While the TCA press tour remains a mystical wonderland of sublime celebs and artistically tinged commerce, it’s also a rabbit hole of perpetual uncertainty. So many shows. So many screens. So little reliable measurement. Six months after FX Networks chief John Landgraf warned of “too much TV,” the some 412 original scripted shows (and even more unscripted) are still out there fighting for attention—and it was clear during Winter TCA that consumers aren’t taking it all lying down as they demand more personalization and flexible viewing options.

And despite all the press around cord cutting and cord shaving, Showtime pres/CEO David Nevins said it’s really neither. “Today’s audiences are cord cobblers, individuals and households who creatively manage their content consumption with an assortment of subscriptions that work uniquely for their needs,” he said. To be sure, such behavior continues to challenge traditional live metrics, which seem less useful than ever in a world so fragmented and time-shifted. After all, NBC Ent chmn Robert Greenblatt noted that digital viewing for NBC content was up 50% to a whopping 6bln views in 2016.

And NBCU pres, research and media development Alan Wurtzel made an especially impassioned case for looking beyond the Nielsen numbers, going as far as to name multiplatform measuring products from Symphony Advanced Media, TiVo and Rentrak/Comscore as “viable alternatives” to Nielsen, and noting that ratings can “more than double” when measured across devices within 7 days of original linear air date. “So the point is that there are changes that are taking place, but they’re hardly… existential,” he said. And in a little jab at Netflix, Wurtzel even outed the results of a Symphony cross-check of Netflix’s shows. Averaging viewership over a 35 day period for the 18-49 demo, he pegged “Jessica Jones” at 4.8mln viewers, “Master of None” at 3mln and “Narcos” at 3.2mln—all respectable ratings but paling in comparison to TV mega-hits like CBS’ “The Big Bang Theory” or AMC’s “The Walking Dead.”

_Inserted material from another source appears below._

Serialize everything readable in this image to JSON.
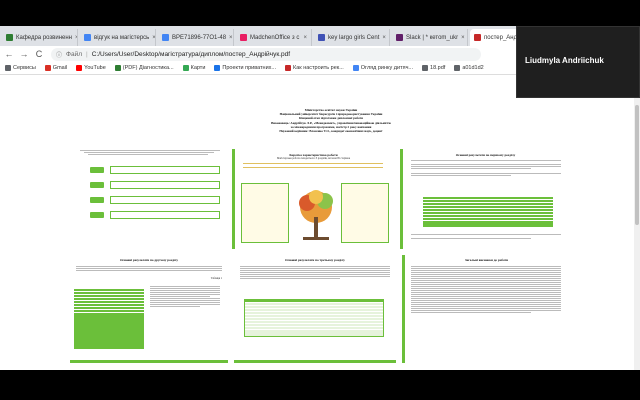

On Sunday, Netflix content chief Ted Sarandos served up a dose of snark in response: “So there’s a couple of mysteries at play for me. One is why would NBC use their lunch slot with you guys to talk about our ratings? Maybe because it’s more fun than talking about NBC ratings.” Sarandos argued that for Netflix “ratings have no specific impact on the business. Now, if we were spending a lot of money on shows that people weren’t watching, they would quit because, unlike every other presenter you’ve seen here this week and last week, you can cancel Netflix with one click. Try calling try reaching your cable company and getting rid of a channel you are not watching.”

During an earlier exec session, Landgraf joked that Netflix sometimes treats ratings as if it’s a matter of national security when such numbers feel “more like stuff that should be public and where everybody should be on the same playing field, and I’m sure it will be at some point.” Ratings or not, Landgraf said the volume of original shows remains daunting for both consumers trying to find time to watch and nets trying to make them all profitable. “So my point is that something has got to give eventually in that regard,” he said. “But I’m not foreseeing a collapse… There’s still going to be a lot of TV for the foreseeable future.”

The larger question may be how viewers will consume it. “This year’s going to be about choice and people putting together the bundle that makes sense for them,” said Nevins. “In most cases, it’s going to end up being through the traditional distributors, maybe with some add ons. But we feel like a lot of these trends favor our business model.”